Cranberries may reduce brain cell damage associated with stroke, researchers claimed at a scientific meeting in the US yesterday.
In laboratory studies using rat brain cells exposed to simulated stroke conditions, a concentrated cranberry extract reduced the death of brain cells by half in comparison to cells that did not receive the extract, said the scientists.
The findings suggest that cranberries can aid recovery from stroke, particularly in its earliest stages, in which the most severe damage occurs. The study, said to be the first to demonstrate a link between cranberries and protection from stroke, was presented yesterday at an American Chemical Society meeting.
"This study shows that cranberries have the potential to protect against brain cell damage that occurs during a stroke event," said Catherine Neto, an assistant professor at the University of Massachusetts-Dartmouth and a lead investigator in the study. "It may not stop a stroke from occurring initially, but it may reduce the severity of stroke," she added.
Neurons from the brains of several rats were collected for the study. After placing the neurons in tissue culture, millions of cells were grown and then divided into different treatment groups with varying concentrations of cranberry juice. Under simulated conditions of stroke, exposure to cranberry juice was found to have a statistically significant effect in reducing brain cell death.

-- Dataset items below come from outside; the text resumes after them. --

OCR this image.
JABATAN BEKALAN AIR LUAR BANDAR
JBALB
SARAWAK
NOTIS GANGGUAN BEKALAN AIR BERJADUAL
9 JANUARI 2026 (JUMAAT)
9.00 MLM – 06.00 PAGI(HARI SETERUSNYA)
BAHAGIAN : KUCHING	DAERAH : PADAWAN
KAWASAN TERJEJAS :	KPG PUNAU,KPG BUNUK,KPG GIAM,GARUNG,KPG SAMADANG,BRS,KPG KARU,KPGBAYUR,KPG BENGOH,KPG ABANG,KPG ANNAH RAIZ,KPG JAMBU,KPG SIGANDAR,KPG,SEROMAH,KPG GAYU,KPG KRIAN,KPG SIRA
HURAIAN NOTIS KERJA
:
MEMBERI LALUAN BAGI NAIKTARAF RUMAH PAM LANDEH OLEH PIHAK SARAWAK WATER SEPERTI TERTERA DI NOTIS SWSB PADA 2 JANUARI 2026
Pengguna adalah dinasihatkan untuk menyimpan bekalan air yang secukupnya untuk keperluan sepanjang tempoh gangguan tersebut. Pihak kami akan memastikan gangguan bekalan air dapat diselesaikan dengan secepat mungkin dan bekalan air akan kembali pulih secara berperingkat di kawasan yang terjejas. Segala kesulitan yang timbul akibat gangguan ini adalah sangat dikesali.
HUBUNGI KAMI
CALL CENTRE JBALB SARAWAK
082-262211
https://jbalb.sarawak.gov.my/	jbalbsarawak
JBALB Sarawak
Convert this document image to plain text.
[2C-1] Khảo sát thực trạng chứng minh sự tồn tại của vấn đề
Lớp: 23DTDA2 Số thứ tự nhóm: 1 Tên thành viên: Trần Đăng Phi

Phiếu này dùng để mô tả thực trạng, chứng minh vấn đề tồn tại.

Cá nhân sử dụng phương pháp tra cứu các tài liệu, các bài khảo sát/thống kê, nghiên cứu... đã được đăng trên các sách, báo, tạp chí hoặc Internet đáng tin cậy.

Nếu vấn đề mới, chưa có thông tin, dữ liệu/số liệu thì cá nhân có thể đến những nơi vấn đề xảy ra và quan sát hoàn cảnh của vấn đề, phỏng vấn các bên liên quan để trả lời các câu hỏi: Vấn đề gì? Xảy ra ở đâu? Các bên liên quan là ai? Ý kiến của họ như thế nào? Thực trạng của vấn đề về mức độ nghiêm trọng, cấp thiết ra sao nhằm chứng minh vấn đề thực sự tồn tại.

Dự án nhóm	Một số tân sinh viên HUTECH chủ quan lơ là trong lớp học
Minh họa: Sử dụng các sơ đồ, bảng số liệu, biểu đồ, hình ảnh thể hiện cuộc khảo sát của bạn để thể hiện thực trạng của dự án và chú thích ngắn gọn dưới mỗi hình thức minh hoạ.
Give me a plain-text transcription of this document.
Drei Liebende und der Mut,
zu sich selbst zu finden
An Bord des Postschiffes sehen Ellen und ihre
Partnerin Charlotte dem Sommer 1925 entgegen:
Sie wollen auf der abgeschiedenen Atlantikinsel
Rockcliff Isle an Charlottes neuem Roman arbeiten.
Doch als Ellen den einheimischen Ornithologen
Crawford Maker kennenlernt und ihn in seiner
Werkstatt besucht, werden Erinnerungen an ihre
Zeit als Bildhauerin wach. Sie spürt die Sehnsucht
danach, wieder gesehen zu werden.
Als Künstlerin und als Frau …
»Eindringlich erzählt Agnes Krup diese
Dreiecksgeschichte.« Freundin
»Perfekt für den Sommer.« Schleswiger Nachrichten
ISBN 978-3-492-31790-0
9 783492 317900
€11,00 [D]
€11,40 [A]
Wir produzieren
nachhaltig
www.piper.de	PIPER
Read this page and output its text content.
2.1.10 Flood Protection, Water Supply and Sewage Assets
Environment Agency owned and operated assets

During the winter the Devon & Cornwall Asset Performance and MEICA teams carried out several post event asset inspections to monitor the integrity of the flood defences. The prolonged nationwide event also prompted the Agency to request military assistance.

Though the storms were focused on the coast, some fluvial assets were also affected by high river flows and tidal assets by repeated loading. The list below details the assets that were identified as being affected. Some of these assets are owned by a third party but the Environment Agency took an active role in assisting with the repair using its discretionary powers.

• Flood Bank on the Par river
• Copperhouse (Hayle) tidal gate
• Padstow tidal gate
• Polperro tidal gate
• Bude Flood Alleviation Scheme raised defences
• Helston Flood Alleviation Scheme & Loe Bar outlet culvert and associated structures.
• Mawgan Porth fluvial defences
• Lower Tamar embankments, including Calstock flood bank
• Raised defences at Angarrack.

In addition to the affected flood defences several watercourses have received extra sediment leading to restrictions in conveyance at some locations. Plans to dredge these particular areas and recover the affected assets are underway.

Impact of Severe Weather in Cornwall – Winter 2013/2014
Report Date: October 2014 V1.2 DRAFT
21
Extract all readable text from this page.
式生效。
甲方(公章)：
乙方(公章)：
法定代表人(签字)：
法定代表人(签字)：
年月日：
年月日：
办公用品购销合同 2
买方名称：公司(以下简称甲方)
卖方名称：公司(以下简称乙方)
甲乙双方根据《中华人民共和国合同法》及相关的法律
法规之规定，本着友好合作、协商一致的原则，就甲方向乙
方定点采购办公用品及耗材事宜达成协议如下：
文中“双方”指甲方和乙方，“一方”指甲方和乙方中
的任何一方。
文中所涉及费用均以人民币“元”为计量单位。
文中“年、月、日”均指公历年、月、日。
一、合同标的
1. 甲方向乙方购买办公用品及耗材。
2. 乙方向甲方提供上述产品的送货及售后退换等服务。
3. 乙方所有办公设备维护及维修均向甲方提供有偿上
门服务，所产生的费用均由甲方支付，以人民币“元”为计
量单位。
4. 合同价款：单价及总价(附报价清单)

Although animal and human studies are needed to confirm the findings, the study offers a compelling reason for recent stroke victims and those at risk for stroke to consume cranberries, said Neto. Until those studies are done however, nobody knows the amount of cranberries or cranberry juice people should eat or drink to have an optimal effect against stroke.
Cranberries have most often been studied for their benefits on urinary health, although a recent study found that drinking the juice of the berries raised levels of 'good cholesterol' in the blood and increases plasma antioxidant levels, reducing the risk of heart disease.
Further studies are now underway to isolate the active compounds in the University of Massachusetts-Dartmouth trial. Once the active component is identified, researchers may be able to develop it into a stroke-fighting drug or nutraceutical.